One Colorado legislator labels it “a huge stigma … that leads to all kinds of downstream issues related to mental health and educational attainment.”
And he wants the source of that life-altering negativity to go away.
The stressed concern of Rep. Jonathan Singer (D-Longmont) is with Colorado’s sex offender registry, specifically its application to juveniles. The registry law mandates that individuals under the age of majority who have been convicted of at least two sexual crimes be placed on the registry.
For many of them, that brings enduring shame and adversity. In fact, a Colorado appellate court ruled just last month that a lifetime registration requirement for such individuals survives any constitutional challenge.
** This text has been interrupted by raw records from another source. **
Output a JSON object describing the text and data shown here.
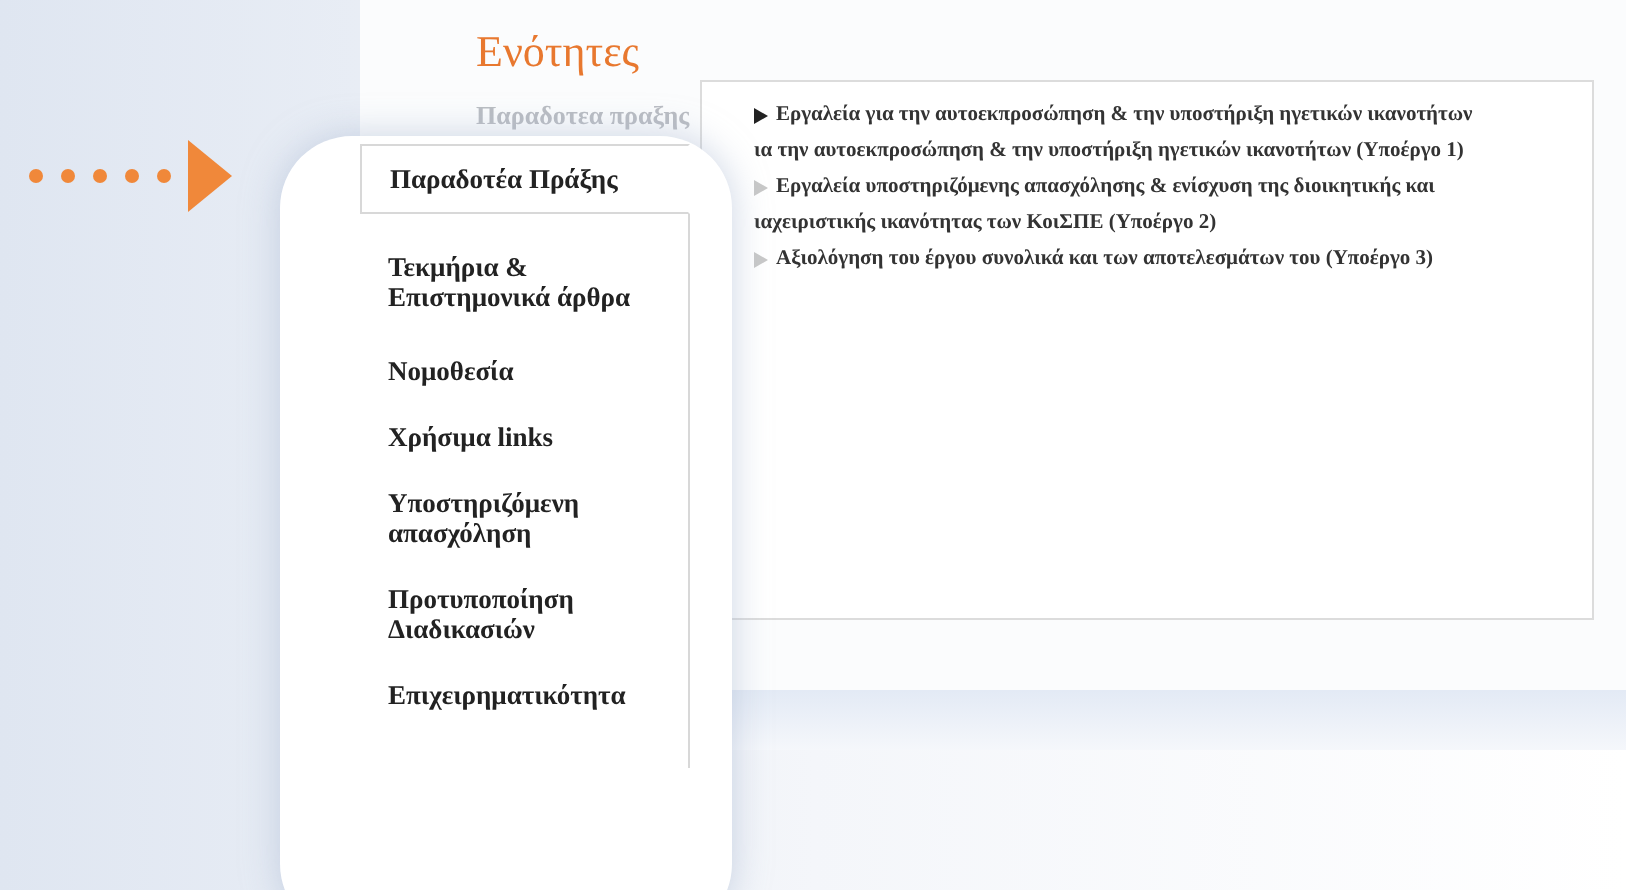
{
  "heading": "Ενότητες",
  "subheading": "Παραδοτεα πραξης",
  "deliverables": [
    {
      "selected": true,
      "lines": [
        "Εργαλεία για την αυτοεκπροσώπηση & την υποστήριξη ηγετικών ικανοτήτων",
        "ια την αυτοεκπροσώπηση & την υποστήριξη ηγετικών ικανοτήτων (Υποέργο 1)"
      ]
    },
    {
      "selected": false,
      "lines": [
        "Εργαλεία υποστηριζόμενης απασχόλησης & ενίσχυση της διοικητικής και",
        "ιαχειριστικής ικανότητας των ΚοιΣΠΕ (Υποέργο 2)"
      ]
    },
    {
      "selected": false,
      "lines": [
        "Αξιολόγηση του έργου συνολικά και των αποτελεσμάτων του (Υποέργο 3)"
      ]
    }
  ],
  "tabs": [
    {
      "label": "Παραδοτέα Πράξης",
      "selected": true
    },
    {
      "label": "Τεκμήρια & Επιστημονικά άρθρα",
      "selected": false
    },
    {
      "label": "Νομοθεσία",
      "selected": false
    },
    {
      "label": "Χρήσιμα links",
      "selected": false
    },
    {
      "label": "Υποστηριζόμενη απασχόληση",
      "selected": false
    },
    {
      "label": "Προτυποποίηση Διαδικασιών",
      "selected": false
    },
    {
      "label": "Επιχειρηματικότητα",
      "selected": false
    }
  ]
}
The tribunal’s decision stressed that offenders’ due process rights are not violated by their mandatory registry inclusion.
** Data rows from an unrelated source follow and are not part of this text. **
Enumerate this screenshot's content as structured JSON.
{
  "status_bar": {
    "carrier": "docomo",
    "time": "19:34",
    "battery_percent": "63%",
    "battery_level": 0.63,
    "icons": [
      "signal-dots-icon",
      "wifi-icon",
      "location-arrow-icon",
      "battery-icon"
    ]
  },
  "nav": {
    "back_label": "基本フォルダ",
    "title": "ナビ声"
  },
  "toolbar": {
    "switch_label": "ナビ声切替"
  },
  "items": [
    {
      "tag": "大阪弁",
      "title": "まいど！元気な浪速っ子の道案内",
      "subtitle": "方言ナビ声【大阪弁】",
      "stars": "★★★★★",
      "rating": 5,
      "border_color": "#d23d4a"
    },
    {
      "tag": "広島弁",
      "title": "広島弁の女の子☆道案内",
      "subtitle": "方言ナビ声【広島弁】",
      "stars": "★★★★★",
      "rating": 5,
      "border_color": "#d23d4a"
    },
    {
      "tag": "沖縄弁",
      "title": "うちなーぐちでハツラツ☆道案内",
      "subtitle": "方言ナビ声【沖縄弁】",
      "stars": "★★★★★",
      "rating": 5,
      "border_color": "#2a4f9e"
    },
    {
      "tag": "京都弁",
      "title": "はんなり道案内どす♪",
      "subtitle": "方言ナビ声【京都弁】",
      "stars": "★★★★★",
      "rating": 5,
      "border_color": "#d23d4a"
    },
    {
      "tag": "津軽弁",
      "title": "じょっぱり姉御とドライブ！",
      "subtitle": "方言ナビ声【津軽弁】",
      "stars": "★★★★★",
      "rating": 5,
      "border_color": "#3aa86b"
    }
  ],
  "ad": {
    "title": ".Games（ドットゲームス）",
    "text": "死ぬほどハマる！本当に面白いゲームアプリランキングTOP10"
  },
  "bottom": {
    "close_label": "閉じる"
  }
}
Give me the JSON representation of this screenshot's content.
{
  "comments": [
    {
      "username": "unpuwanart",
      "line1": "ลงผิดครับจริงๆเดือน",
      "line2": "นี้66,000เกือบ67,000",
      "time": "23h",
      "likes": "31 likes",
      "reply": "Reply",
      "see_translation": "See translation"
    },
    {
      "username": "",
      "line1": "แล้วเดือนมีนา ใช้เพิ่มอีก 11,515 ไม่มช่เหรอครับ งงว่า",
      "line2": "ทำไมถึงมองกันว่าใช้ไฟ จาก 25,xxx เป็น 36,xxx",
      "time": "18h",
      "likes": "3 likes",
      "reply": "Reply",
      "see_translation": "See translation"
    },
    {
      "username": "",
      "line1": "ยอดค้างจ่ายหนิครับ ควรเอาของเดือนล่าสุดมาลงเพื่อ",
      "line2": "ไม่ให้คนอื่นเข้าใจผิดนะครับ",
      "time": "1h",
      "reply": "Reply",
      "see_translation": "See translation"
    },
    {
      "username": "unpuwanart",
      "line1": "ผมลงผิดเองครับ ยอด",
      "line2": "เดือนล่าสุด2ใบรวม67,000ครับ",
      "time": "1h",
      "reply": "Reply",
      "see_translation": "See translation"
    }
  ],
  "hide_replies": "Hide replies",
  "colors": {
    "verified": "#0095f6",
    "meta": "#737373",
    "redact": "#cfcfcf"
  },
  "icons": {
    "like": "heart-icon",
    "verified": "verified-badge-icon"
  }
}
As one media report noted, the court’s view is notably that “the registry isn’t punishment per se, but a matter of public safety.” And the justices underscored the enhanced privacy rights accorded juvenile offenders; unlike adult registrants, their names are not as widely accessible to the public.
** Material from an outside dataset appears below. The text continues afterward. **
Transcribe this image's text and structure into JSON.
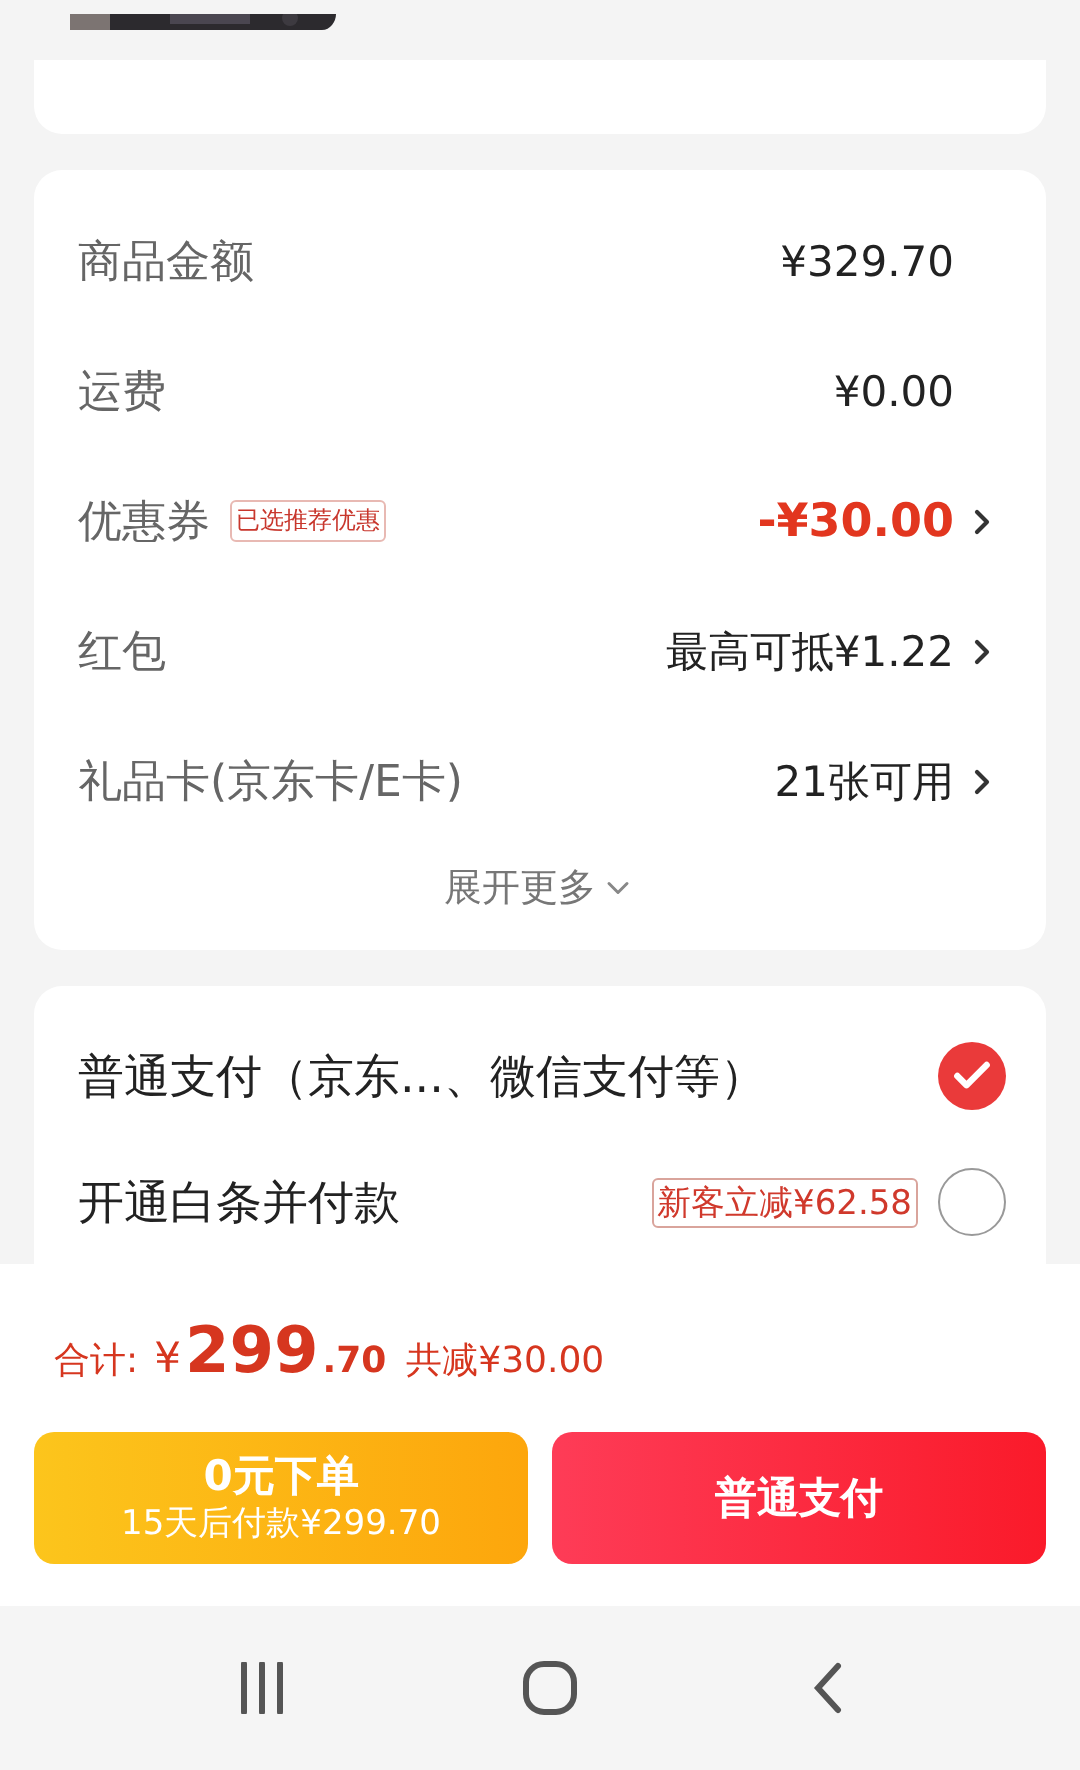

That’s not good enough for Singer and other reform-minded lawmakers. They seek a repeal of the existing law, and have already raised the issue in the Colorado General Assembly.
Legislators were not impressed, but that hasn’t dissuaded Singer, who says he will push the matter more aggressively in the spring.
“Most of the juveniles on the sexual offender registry don’t re-offend,” he says, which makes the lifetime registry onus directed at them unfair and personally destructive. Reformers would prefer to see new law that mandates registration for more-than-once juvenile offenders only if they are again convicted of a qualifying sex crime as adults.